Print this page

Institutions : le statut quo n’est plus possible

Par Olivier Rouquan, politiste, constitutionnaliste, chercheur associé au CERSA*

Dans un contexte où la culture démocratique vacille parfois (multiplication des états d’urgence, perte de sens des fondamentaux et fake news), il serait opportun de rééquilibrer notre régime politique, afin de jouer sur la variable institutionnelle pour consolider l’ancrage de la France dans le camp des démocraties et états de droit.

D’une part, au titre de la visibilité et de la responsabilité, un objectif serait d’en finir avec le quinquennat ; d’autre part, de placer sous contrôle la concentration décisionnelle présidentialiste. Car finalement, surgit un paradoxe de légitimité : ce président moins longtemps au pouvoir a renforcé sa suprématie sur l’administration, alors que ses décisions suscitent de plus en plus controverses et de colères collectives, le tout dans un jeu politique désorganisé - état problématique pour assurer la pacification des conflits.

En finir avec le quinquennat

Le président Macron, lors de son allocution télévisée du 09 nov. 2021, a évoqué une énième loi sur la sécurité, mais il a surtout mis un terme à la réforme des retraites et renvoyé au débat public - sous-entendu à la présidentielle – les suites à donner en la matière… Le temps du quinquennat a raccourci celui de l’action à 4 ans ; en fait moins, si est considéré qu’avec l’affaiblissement des partis, des équipes peu aguerries parviennent au pouvoir et ont besoin d’un temps d’apprentissage non négligeable... Il faut aussi intégrer les lenteurs de l’administration à concrétiser les réformes.

La perception des résultats par l’opinion est encore plus décalée. Ainsi, le quinquennat introduit un paradoxe au cœur même de la logique du résultat, d’ailleurs revendiquée pour l’instaurer : devant agir vite, le pouvoir présidentiel court après le temps et est peu assuré d’être crédité des gains obtenus… La décrue du chômage a commencé en 2015 ; elle devient perceptible à partir de 2018. F. Hollande disait qu’il travaillait pour son successeur : cruel aveu qui fait sens.

Au temps de la visibilité instantanée, le chef de l’Etat est donc dans l’obligation de déterminer au jour le jour la conduite de la Nation, ce qui le positionne dans le champ constitutionnel du Premier ministre. Le chef d’Etat gaullien incarnant la continuité et l’unité du pays au-dessus de la conjoncture peut moins, sinon dans des postures mémorielles, figurer la longue durée. Certes, le Plan a été rétabli et les incantations à un retour à l’Etat stratège se multiplient, … mais l’ajustement tactique des réformes est constant ; les lois sont bavardes et mal appliquées.
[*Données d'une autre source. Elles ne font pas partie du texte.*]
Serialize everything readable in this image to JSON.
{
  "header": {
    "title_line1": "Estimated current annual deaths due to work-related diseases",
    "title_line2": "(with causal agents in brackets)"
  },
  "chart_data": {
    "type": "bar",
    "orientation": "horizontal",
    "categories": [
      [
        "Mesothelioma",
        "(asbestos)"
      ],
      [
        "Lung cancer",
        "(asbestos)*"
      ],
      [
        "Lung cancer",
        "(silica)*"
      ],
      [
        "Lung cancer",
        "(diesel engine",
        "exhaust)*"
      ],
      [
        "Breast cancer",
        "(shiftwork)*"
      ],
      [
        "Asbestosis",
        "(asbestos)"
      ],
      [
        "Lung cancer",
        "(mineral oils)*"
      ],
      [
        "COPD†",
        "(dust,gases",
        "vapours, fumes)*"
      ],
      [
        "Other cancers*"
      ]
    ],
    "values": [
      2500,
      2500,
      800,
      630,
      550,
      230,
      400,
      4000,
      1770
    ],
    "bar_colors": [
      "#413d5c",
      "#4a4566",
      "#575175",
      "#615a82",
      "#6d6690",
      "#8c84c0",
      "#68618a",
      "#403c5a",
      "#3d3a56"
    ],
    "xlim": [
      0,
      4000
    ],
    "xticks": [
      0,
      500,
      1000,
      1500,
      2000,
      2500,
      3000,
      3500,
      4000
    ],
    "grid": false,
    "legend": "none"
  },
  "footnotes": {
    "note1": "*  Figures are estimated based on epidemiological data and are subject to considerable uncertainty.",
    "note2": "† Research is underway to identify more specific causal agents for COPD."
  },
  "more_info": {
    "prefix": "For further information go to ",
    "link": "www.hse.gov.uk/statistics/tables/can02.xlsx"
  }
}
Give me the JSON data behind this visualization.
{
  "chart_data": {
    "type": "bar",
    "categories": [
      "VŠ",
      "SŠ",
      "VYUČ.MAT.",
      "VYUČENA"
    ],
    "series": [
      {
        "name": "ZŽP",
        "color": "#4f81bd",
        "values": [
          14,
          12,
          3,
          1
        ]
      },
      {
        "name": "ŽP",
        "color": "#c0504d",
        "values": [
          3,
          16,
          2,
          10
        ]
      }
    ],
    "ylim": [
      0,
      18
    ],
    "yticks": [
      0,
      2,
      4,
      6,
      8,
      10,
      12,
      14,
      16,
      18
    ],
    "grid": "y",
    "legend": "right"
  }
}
Ainsi, le flou sur le qui fait quoi au sommet s’installe ; la distribution des responsabilités entre président et chef du gouvernement varie davantage en fonction de la conjoncture. La concordance des temps entre présidentielle et législatives ajoute à la confusion, puisque la légitimité propre aux députés et donc indirectement au premier ministre responsable, s’estompent : beaucoup procède du chef de l’Etat. Pour autant, ce soi-disant « hyper-président » amputé de 2 ans de mandat, a moins de temps qu’un élu local pour mener à bien son mandat. D’ailleurs, depuis 2005, aucun n’a utilisé les prérogatives constitutionnelles qui font sa marque sous la Vème République : référendum et dissolution tombent en désuétude.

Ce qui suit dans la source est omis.